李修文認為湖北需要一座文學館承載文化記憶
“湖北缺少一座文學館,這是湖北好幾代文學工作者的夢想。”湖北省作協主席李修文說,一座文學館不僅能承載一個地區的文化記憶,還是打通過往與將來的“時光隧道”。作為今年新增補的省政協委員,李修文準備提交一件提案,為湖北文化爭取一個城市新地標建筑。在他看來,延續一個地區的文脈,豐富城市內涵,文學館是再好不過的載體,“無論哪一個時代,湖北從來不缺文化名人大家,文化代表著一個地區的精神高度”。文學館應該建成什么樣?將來具備哪些功能?李修文希望,未來的湖北文學館,是一個能和現代年輕人融通的公共場域,文化產品也能延續到生活的方方面面。“回望文脈有來處,展望未來有出處。”他建議,湖北文學館除了展示湖北文學成就,在收藏、保存、研究的功能外,還可以邀請作家與市民面對面交流,可以給中小學生講文學課,舉辦豐富多彩的文學實踐活動,透過展覽、活動、推廣教育等方式,使文學親近民眾,推動湖北文化事業的發展。
范小青稱時代裂縫中就有文學的種子
近日在2019-2020南京跨年詩會·“大地的模樣”莫言作品朗讀會上,范小青接受采訪時說,她很喜歡跨年詩會的題目——“大地的模樣”,每個作家腳踏的“大地”是不一樣的,根扎得深,寫作才能長出真正的“奇葩”。“這種‘奇葩太珍貴了。莫言的根在高密之鄉扎得深,再加上超乎尋常的想象力,這就造就了莫言的力量,奇異奇幻的莫言。”范小青認為,在當下生活中發現“不尋常”,找到“小說的種子”,這是作家很重要的能力。“當下大部分作家的經歷,不會像我們生活的時代那么驚心動魄,不會有特別的大風大浪,可能你面對的都是平常生活。別人看起來生活很普通,沒什么了不起,但是其實它的背后會有小說的種子。這個種子如果你發現不了,你就無法寫作。平常普通的外表之下,會有不平常不普通。平淡無奇的寫作,其癥結就在于沒有發現生活背后的東西。”“其實你很難去找一些驚心動魄的生活,就算去掛職也好,它也是正常的工作。你去找刑警采訪,刑警也會說,我的工作很平常,并不像影視劇里反映的那么緊張。”但在范小青看來,“我們所處的時代變化特別大,它像地震一樣,就會產生裂縫。這個裂縫就有文學種子在里面。你如果看不到裂縫,那就很難寫作。為什么許多人的寫作,看上去平淡無奇,沒什么東西,就自己內心的一點小感受,我覺得這可能沒有看到生活背后的東西。
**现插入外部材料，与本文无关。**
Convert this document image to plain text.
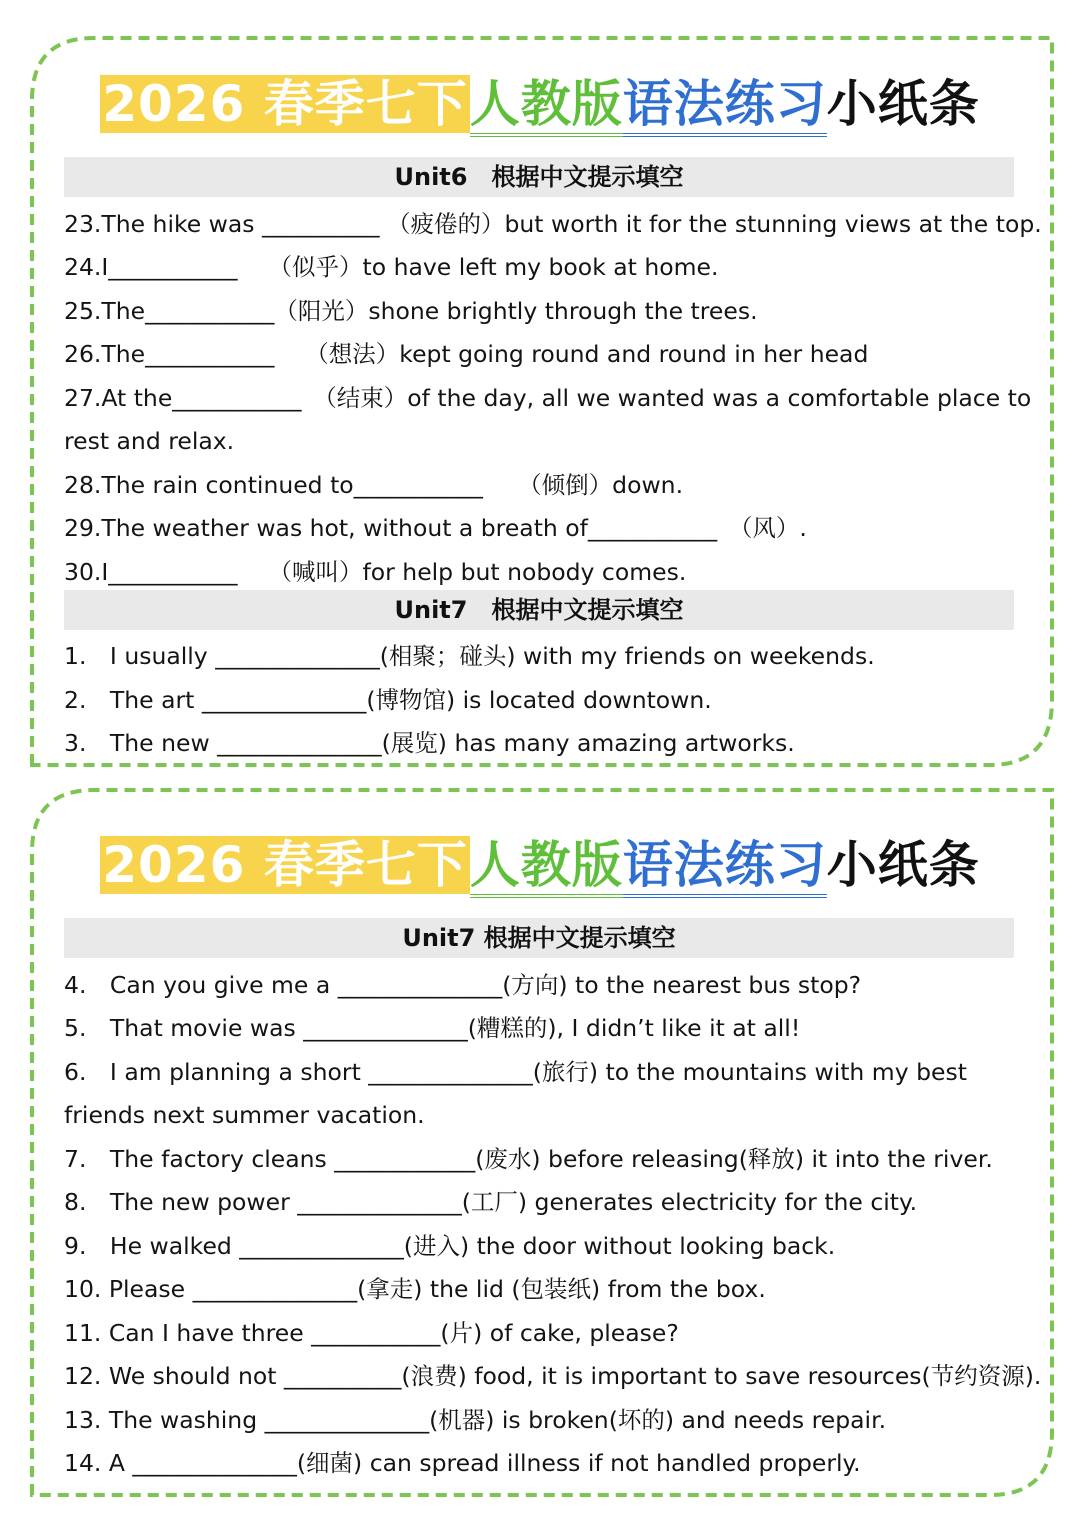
2026 春季七下人教版语法练习小纸条
Unit6　根据中文提示填空
23.The hike was __________ （疲倦的）but worth it for the stunning views at the top.
24.I___________　 （似乎）to have left my book at home.
25.The___________（阳光）shone brightly through the trees.
26.The___________　 （想法）kept going round and round in her head
27.At the___________　（结束）of the day, all we wanted was a comfortable place to
rest and relax.
28.The rain continued to___________　　（倾倒）down.
29.The weather was hot, without a breath of___________　（风）.
30.I___________　 （喊叫）for help but nobody comes.
Unit7　根据中文提示填空
1.　I usually ______________(相聚；碰头) with my friends on weekends.
2.　The art ______________(博物馆) is located downtown.
3.　The new ______________(展览) has many amazing artworks.
2026 春季七下人教版语法练习小纸条
Unit7 根据中文提示填空
4.　Can you give me a ______________(方向) to the nearest bus stop?
5.　That movie was ______________(糟糕的), I didn’t like it at all!
6.　I am planning a short ______________(旅行) to the mountains with my best
friends next summer vacation.
7.　The factory cleans ____________(废水) before releasing(释放) it into the river.
8.　The new power ______________(工厂) generates electricity for the city.
9.　He walked ______________(进入) the door without looking back.
10. Please ______________(拿走) the lid (包装纸) from the box.
11. Can I have three ___________(片) of cake, please?
12. We should not __________(浪费) food, it is important to save resources(节约资源).
13. The washing ______________(机器) is broken(坏的) and needs repair.
14. A ______________(细菌) can spread illness if not handled properly.
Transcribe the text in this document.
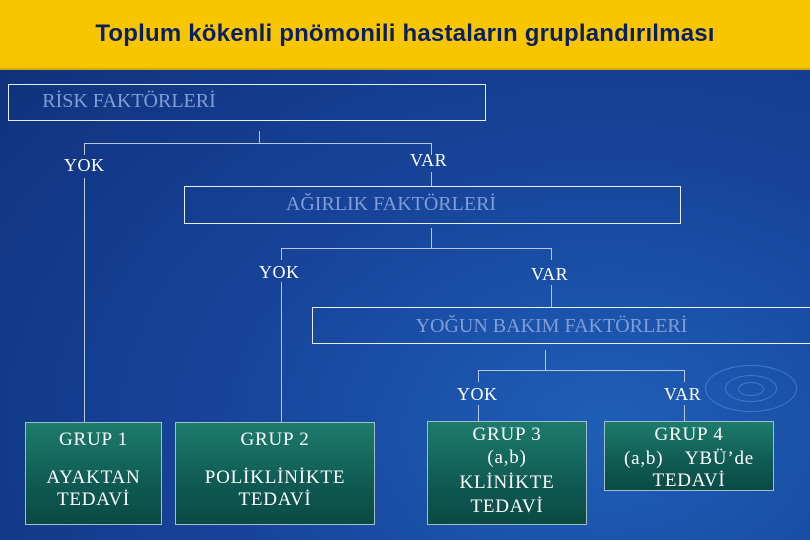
Toplum kökenli pnömonili hastaların gruplandırılması
RİSK FAKTÖRLERİ
AĞIRLIK FAKTÖRLERİ
YOĞUN BAKIM FAKTÖRLERİ
YOK	VAR
YOK	VAR
YOK	VAR
GRUP 1
AYAKTAN
TEDAVİ
GRUP 2
POLİKLİNİKTE
TEDAVİ
GRUP 3
(a,b)
KLİNİKTE
TEDAVİ
GRUP 4
(a,b)    YBÜ’de
TEDAVİ
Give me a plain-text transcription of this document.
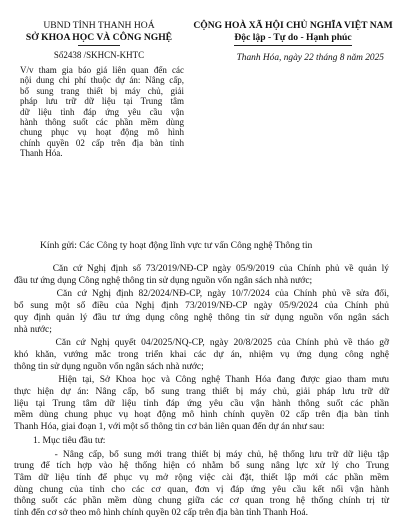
UBND TỈNH THANH HOÁ
SỞ KHOA HỌC VÀ CÔNG NGHỆ
Số2438 /SKHCN-KHTC
V/v tham gia báo giá liên quan đến các
nội dung chi phí thuộc dự án: Nâng cấp,
bổ sung trang thiết bị máy chủ, giải
pháp lưu trữ dữ liệu tại Trung tâm
dữ liệu tỉnh đáp ứng yêu cầu vận
hành thông suốt các phần mềm dùng
chung phục vụ hoạt động mô hình
chính quyền 02 cấp trên địa bàn tỉnh
Thanh Hóa.
CỘNG HOÀ XÃ HỘI CHỦ NGHĨA VIỆT NAM
Độc lập - Tự do - Hạnh phúc
Thanh Hóa, ngày 22 tháng 8 năm 2025
Kính gửi: Các Công ty hoạt động lĩnh vực tư vấn Công nghệ Thông tin
Căn cứ Nghị định số 73/2019/NĐ-CP ngày 05/9/2019 của Chính phủ về quản lý
đầu tư ứng dụng Công nghệ thông tin sử dụng nguồn vốn ngân sách nhà nước;
Căn cứ Nghị định 82/2024/NĐ-CP, ngày 10/7/2024 của Chính phủ về sửa đổi,
bổ sung một số điều của Nghị định 73/2019/NĐ-CP ngày 05/9/2024 của Chính phủ
quy định quản lý đầu tư ứng dụng công nghệ thông tin sử dụng nguồn vốn ngân sách
nhà nước;
Căn cứ Nghị quyết 04/2025/NQ-CP, ngày 20/8/2025 của Chính phủ về tháo gỡ
khó khăn, vướng mắc trong triển khai các dự án, nhiệm vụ ứng dụng công nghệ
thông tin sử dụng nguồn vốn ngân sách nhà nước;
Hiện tại, Sở Khoa học và Công nghệ Thanh Hóa đang được giao tham mưu
thực hiện dự án: Nâng cấp, bổ sung trang thiết bị máy chủ, giải pháp lưu trữ dữ
liệu tại Trung tâm dữ liệu tỉnh đáp ứng yêu cầu vận hành thông suốt các phần
mềm dùng chung phục vụ hoạt động mô hình chính quyền 02 cấp trên địa bàn tỉnh
Thanh Hóa, giai đoạn 1, với một số thông tin cơ bản liên quan đến dự án như sau:
1. Mục tiêu đầu tư:
- Nâng cấp, bổ sung mới trang thiết bị máy chủ, hệ thống lưu trữ dữ liệu tập
trung để tích hợp vào hệ thống hiện có nhằm bổ sung nâng lực xử lý cho Trung
Tâm dữ liệu tính để phục vụ mở rộng việc cài đặt, thiết lập mới các phần mềm
dùng chung của tỉnh cho các cơ quan, đơn vị đáp ứng yêu cầu kết nối vận hành
thông suốt các phần mềm dùng chung giữa các cơ quan trong hệ thống chính trị từ
tỉnh đến cơ sở theo mô hình chính quyền 02 cấp trên địa bàn tỉnh Thanh Hoá.
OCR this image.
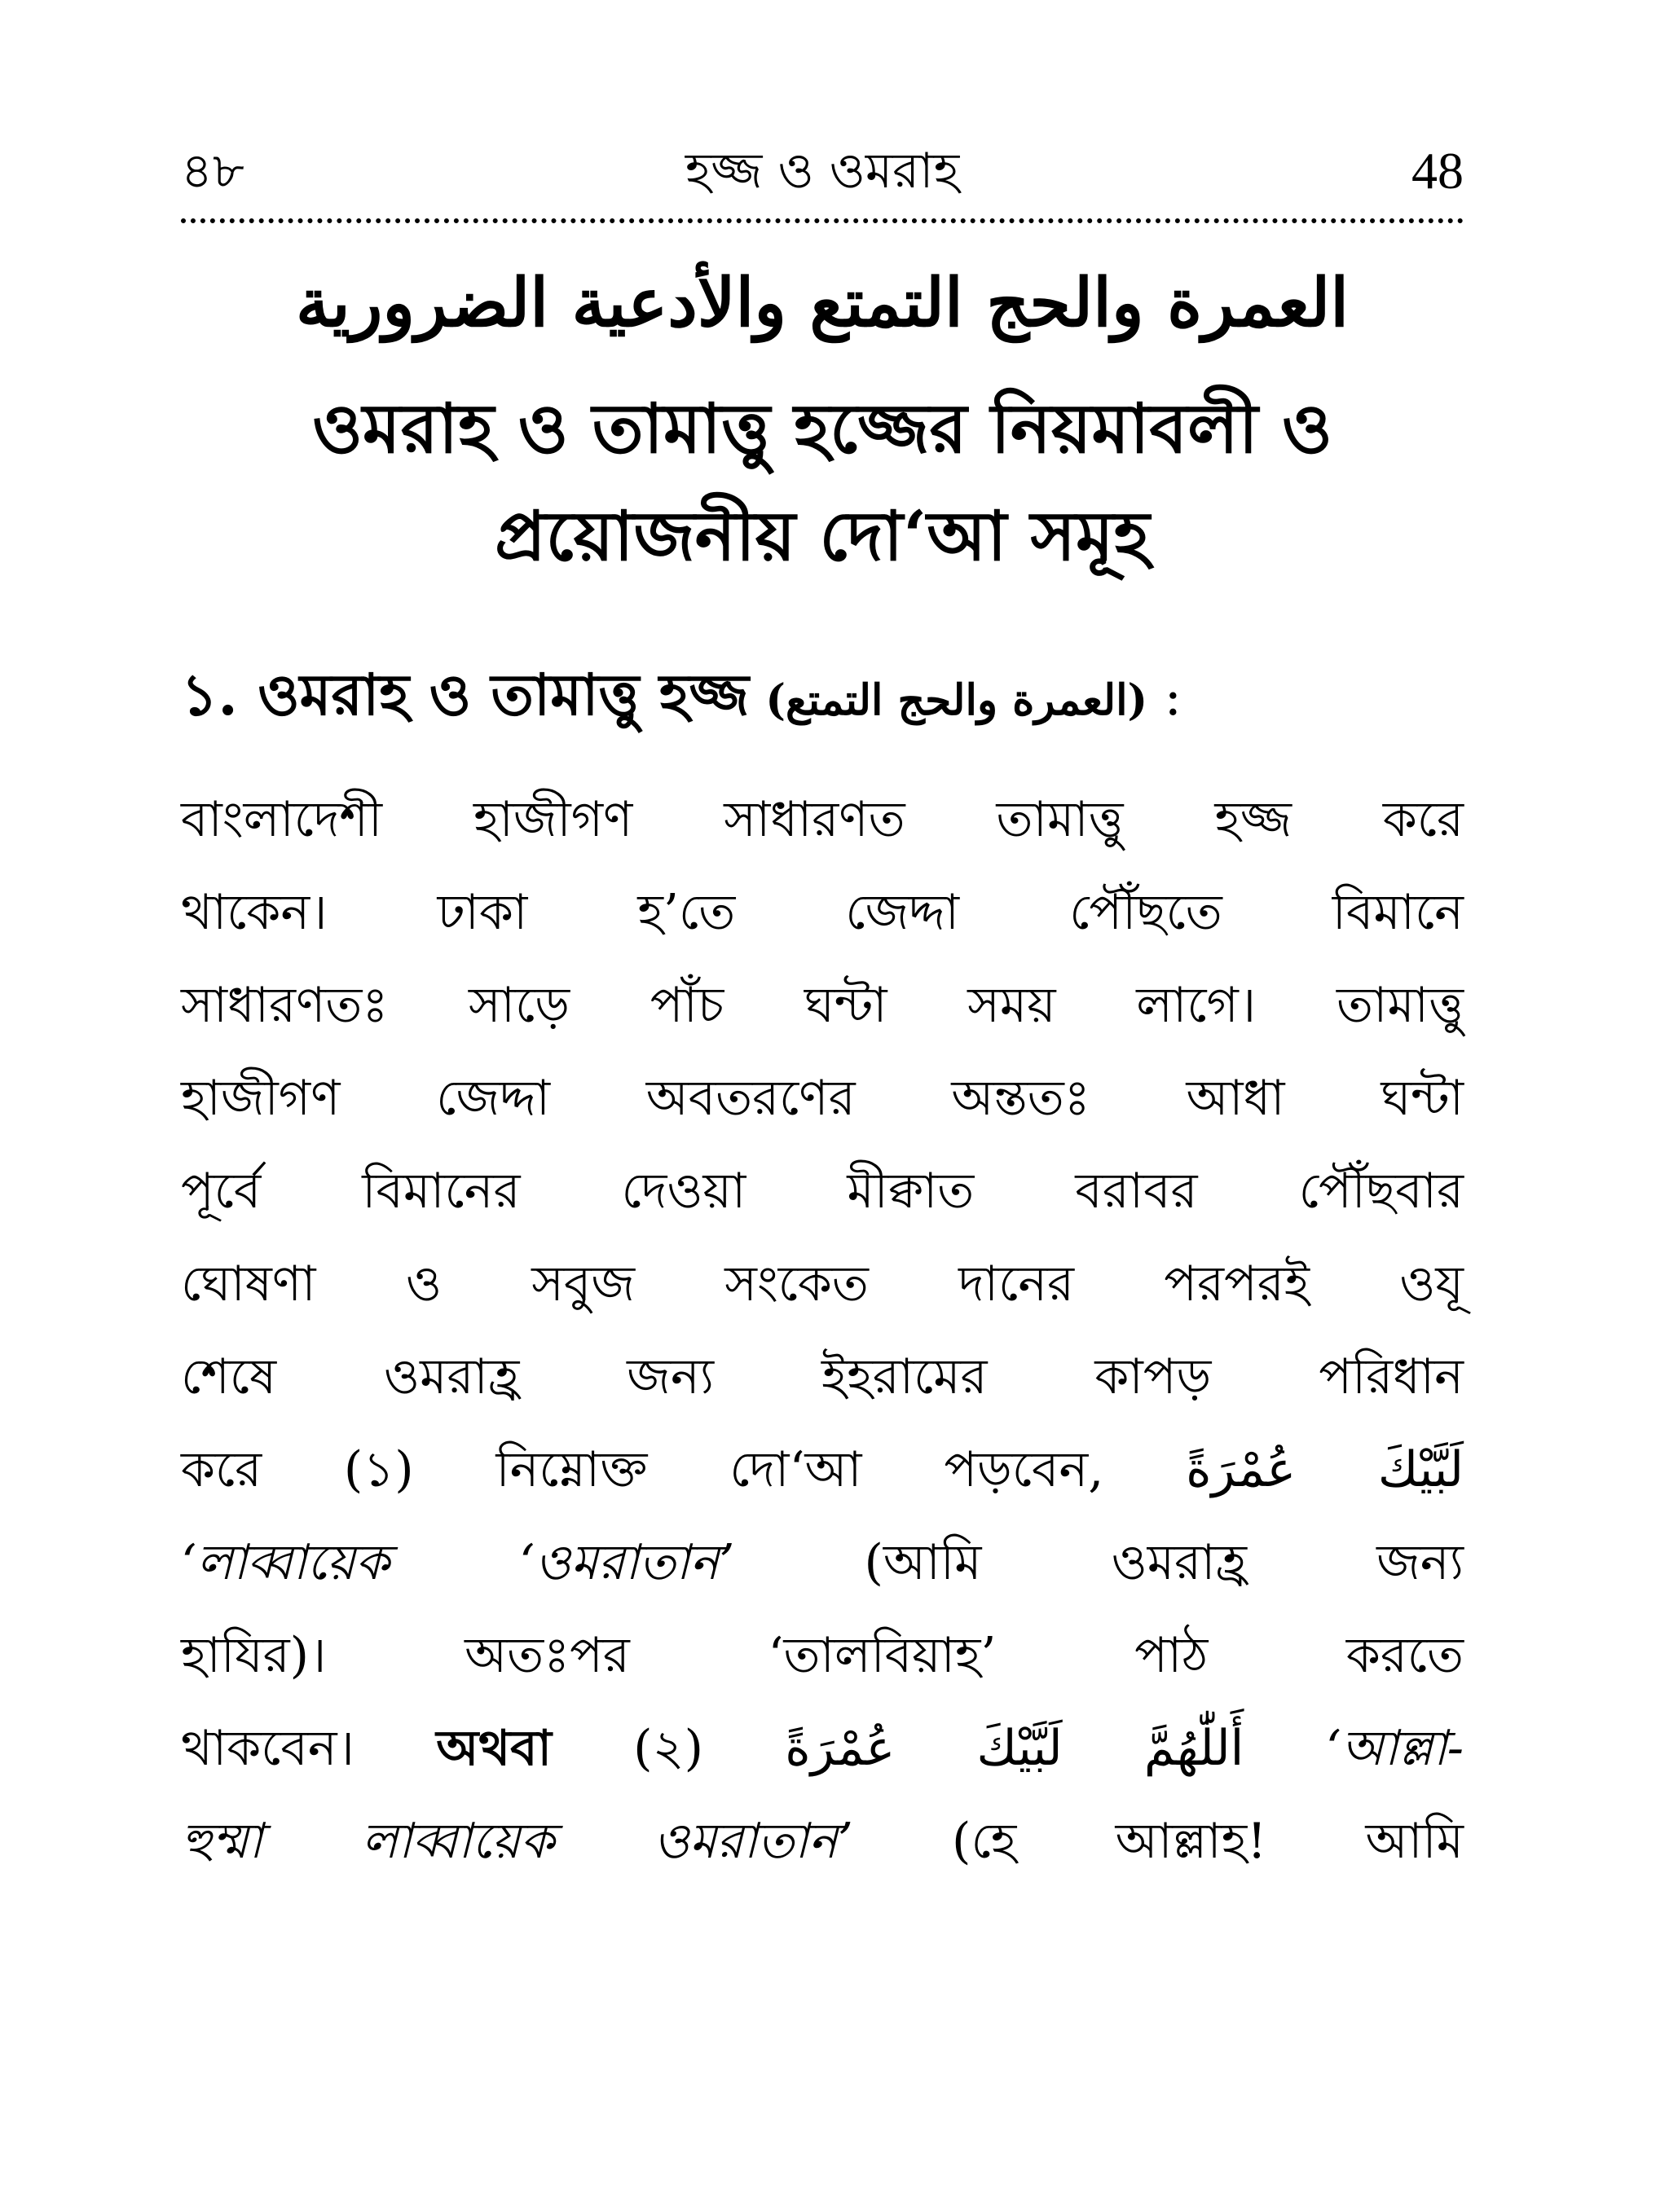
৪৮	হজ্জ ও ওমরাহ	48
العمرة والحج التمتع والأدعية الضرورية
ওমরাহ ও তামাত্তু হজ্জের নিয়মাবলী ও
প্রয়োজনীয় দো‘আ সমূহ
১. ওমরাহ ও তামাত্তু হজ্জ (العمرة والحج التمتع) :
বাংলাদেশী হাজীগণ সাধারণত তামাত্তু হজ্জ করে
থাকেন। ঢাকা হ’তে জেদ্দা পৌঁছতে বিমানে
সাধারণতঃ সাড়ে পাঁচ ঘন্টা সময় লাগে। তামাত্তু
হাজীগণ জেদ্দা অবতরণের অন্ততঃ আধা ঘন্টা
পূর্বে বিমানের দেওয়া মীক্বাত বরাবর পৌঁছবার
ঘোষণা ও সবুজ সংকেত দানের পরপরই ওযূ
শেষে ওমরাহ্র জন্য ইহরামের কাপড় পরিধান
করে (১) নিম্নোক্ত দো‘আ পড়বেন, لَبَّيْكَ عُمْرَةً
‘লাব্বায়েক ‘ওমরাতান’	(আমি ওমরাহ্র জন্য
হাযির)। অতঃপর ‘তালবিয়াহ’ পাঠ করতে
থাকবেন। অথবা (২) أَللّٰهُمَّ لَبَّيْكَ عُمْرَةً ‘আল্লা-
হুম্মা লাব্বায়েক ওমরাতান’ (হে আল্লাহ! আমি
”
王威廉認為科幻小說創作要從現實出發
日前,王威廉在廣州參加《從科幻小說到科技現實》的專題講座,談如何創作科幻小說。王威廉透露即將推出一本新的短篇小說集《野未來》,收錄新創作的十篇短篇科幻小說,另外還會推出一本長篇科幻小說《最后的人》。他認為,科幻小說的創作還是要從現實出發。但以前的創作只是出于對未知現實的好奇和探索,而他現在想做的則是“將科技現實納入小說環境”。“我們正處于一個傳統與現代交織的時代,很多傳統理念正在被撕裂,所以當兩種語境交織在一起,可創作的空間其實還挺大。”王威廉說,以前在人文主義觀念下架構的一些傳統觀念如今已備受挑戰,時代早已不斷蛻變。就像中國古代《二十四孝圖》的故事如今就是完全不能理解的,為什么老人家大冬天想吃魚,孩子就得脫光了衣服去臥冰?未來的人可能也會如此看我們今天的某些事物。閱讀、寫作都需要面對新的科技時代,需要我們發揮柔韌性來適應這種變化。他認為,人是一種歷史化的存在,我們需要在時間中不斷拓展自己,所以科技與人文的融合是大勢所趨。“但這種融合其實可以不僅僅是一種科普,也可以是科幻,甚至說更應是科幻。”
梁曉聲暢談“文學的溫度”
“我在做知青的時候,曾扛過兩年木頭,現在的頸椎病就是那時候落下的。”“后來是因為愛好文學才改變了命運。”日前,梁曉聲在呼和浩特作題為“文學的溫度”的講座,現場氣氛熱烈。梁曉聲從內蒙古文學雜志《草原》講起,期間穿插屠格涅夫、列夫·托爾斯泰、車爾尼雪夫斯基等中外作家對其的影響。梁曉聲表示,文學在其生命中有著不同尋常的意義。梁曉聲幽默地說,“當年招生老師找到我的時候,說和我談談,最后我知道要談文學,非常高興。”“那時候我覺得談別的不行,談文學還不行嗎。”“這一談,我后來順利進入復旦大學中文系就讀,四年后分配至北京電影制片廠,最后開始專業寫作。”梁曉聲說道。在現場梁曉聲多次重復的一個觀點是,“盡量做一個好人。”他告誡年輕人,“不要以為做好人是一件吃虧的事。”在談及當下民眾應該怎樣讀書時,梁曉聲認為,“不要輕易地說讀書碎片化,其實之前我們讀書也是片段式的。”“我們可能今天讀一本中國文學的書,明天就換外國文學的書了,關鍵是如何將這些書的內容串起來,為你所用,形成獨立思想。”